Une opération de rénovation urbaine permet de restructurer, d’assainir ou de réhabiliter un quartier urbain de manière à y maintenir de la population locale tout en y promouvant la fonction sociale et économique dans le respect de ses caractéristiques culturelles et architecturales propres. D’initiative communale, elle est transversale, intégrée et prend en compte la volonté de tous les partenaires, dont les habitants.

Exemples :

VILLE DE LIEGE :
    - Rénovation de deux immeubles de valeur patrimoniale en mairie de quartier
      et quatre logements


COMMUNE DE MALMEDY :
    - Elaboration de l’opération de rénovation urbaine du quartier du Pont-Neuf
      à Malmedy-Ville

 
 
 
Dossier de reconnaissance de zone d’activités économiques :  
     
  A l’instar des autres Intercommunales de développement économique, la Spi+ doit faire face à une demande importante d’investisseurs qui, sur base des stocks actuels, à terme, ne pourra être satisfaite.

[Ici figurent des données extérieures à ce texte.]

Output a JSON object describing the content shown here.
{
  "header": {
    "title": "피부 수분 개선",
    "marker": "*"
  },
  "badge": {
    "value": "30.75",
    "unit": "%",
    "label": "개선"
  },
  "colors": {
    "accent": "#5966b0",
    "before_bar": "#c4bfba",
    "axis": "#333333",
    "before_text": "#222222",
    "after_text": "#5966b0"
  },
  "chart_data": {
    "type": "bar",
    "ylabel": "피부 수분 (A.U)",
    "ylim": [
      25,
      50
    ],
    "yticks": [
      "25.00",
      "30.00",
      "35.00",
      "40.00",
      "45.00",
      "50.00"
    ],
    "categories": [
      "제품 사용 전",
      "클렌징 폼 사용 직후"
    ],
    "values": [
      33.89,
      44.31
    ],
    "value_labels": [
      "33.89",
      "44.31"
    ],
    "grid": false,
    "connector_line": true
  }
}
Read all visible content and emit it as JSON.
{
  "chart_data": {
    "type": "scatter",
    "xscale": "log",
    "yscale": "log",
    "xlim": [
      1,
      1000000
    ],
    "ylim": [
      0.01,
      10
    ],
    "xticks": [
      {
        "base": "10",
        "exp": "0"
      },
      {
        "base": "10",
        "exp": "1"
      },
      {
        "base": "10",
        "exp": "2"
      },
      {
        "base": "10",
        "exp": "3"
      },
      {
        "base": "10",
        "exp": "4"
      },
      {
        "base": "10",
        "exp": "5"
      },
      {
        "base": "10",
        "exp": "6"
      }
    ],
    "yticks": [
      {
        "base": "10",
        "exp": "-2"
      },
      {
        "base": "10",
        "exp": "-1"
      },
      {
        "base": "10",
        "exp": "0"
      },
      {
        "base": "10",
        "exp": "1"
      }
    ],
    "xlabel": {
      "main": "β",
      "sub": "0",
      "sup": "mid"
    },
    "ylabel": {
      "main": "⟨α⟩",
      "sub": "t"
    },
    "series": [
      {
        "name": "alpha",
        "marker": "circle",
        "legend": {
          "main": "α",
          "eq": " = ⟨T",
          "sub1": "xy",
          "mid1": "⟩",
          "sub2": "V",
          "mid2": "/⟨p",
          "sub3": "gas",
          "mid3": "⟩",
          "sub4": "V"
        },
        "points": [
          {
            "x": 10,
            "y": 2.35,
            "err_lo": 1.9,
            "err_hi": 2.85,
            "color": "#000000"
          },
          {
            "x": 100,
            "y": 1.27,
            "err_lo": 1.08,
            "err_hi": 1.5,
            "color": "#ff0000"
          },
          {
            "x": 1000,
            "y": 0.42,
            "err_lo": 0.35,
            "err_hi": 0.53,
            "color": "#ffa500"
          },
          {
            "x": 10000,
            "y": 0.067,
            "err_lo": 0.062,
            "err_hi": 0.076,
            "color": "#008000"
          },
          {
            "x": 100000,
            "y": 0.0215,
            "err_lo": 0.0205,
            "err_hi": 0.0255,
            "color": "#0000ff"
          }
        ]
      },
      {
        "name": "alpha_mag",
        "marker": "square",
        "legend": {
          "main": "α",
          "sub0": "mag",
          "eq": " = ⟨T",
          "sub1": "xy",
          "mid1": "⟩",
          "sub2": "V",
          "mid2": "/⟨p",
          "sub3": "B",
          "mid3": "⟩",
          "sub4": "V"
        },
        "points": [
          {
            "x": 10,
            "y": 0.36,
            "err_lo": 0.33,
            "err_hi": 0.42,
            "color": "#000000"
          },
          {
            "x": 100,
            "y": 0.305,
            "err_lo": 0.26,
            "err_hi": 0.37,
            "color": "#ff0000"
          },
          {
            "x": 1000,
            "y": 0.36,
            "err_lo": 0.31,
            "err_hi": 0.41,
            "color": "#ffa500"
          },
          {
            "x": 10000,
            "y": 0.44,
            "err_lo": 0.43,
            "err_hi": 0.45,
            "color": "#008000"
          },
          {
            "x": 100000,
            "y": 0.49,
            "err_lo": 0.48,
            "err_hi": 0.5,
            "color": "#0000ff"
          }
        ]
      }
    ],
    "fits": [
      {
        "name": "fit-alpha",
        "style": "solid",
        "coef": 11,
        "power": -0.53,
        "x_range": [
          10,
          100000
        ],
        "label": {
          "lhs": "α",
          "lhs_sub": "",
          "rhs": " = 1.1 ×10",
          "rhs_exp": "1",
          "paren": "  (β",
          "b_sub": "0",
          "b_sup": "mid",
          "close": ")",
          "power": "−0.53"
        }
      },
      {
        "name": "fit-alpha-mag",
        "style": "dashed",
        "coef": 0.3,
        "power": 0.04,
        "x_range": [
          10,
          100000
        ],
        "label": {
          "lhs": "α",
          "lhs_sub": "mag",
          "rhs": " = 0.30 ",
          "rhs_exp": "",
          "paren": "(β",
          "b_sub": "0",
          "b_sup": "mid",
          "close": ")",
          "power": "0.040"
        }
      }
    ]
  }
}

Les dossiers visent l’aménagement d’espaces destinés à accueillir des activités économiques conformément au prescrit de l’art. 2 du décret wallon du 11/3/2004 relatif aux infrastructures d’accueil des activités économiques.

Les sites concernés sont en zones d’activité économique mixte aux plans de secteur, destinées aux activités d’artisanat, de service, de distribution, de recherche ou de petite industrie. Elles comportent un périmètre ou un dispositif d’isolement.

Exemple : Dossier de reconnaissance de zone de Damré-Sprimont

 
     
     
Cahier des charges urbanistique et environnemental :
     
 

Le Cahier de Charges Urbanistique et Environnemental (CCUE) est un document d’orientation, de gestion et de programmation de la mise en œuvre d’une zone d’activité économique.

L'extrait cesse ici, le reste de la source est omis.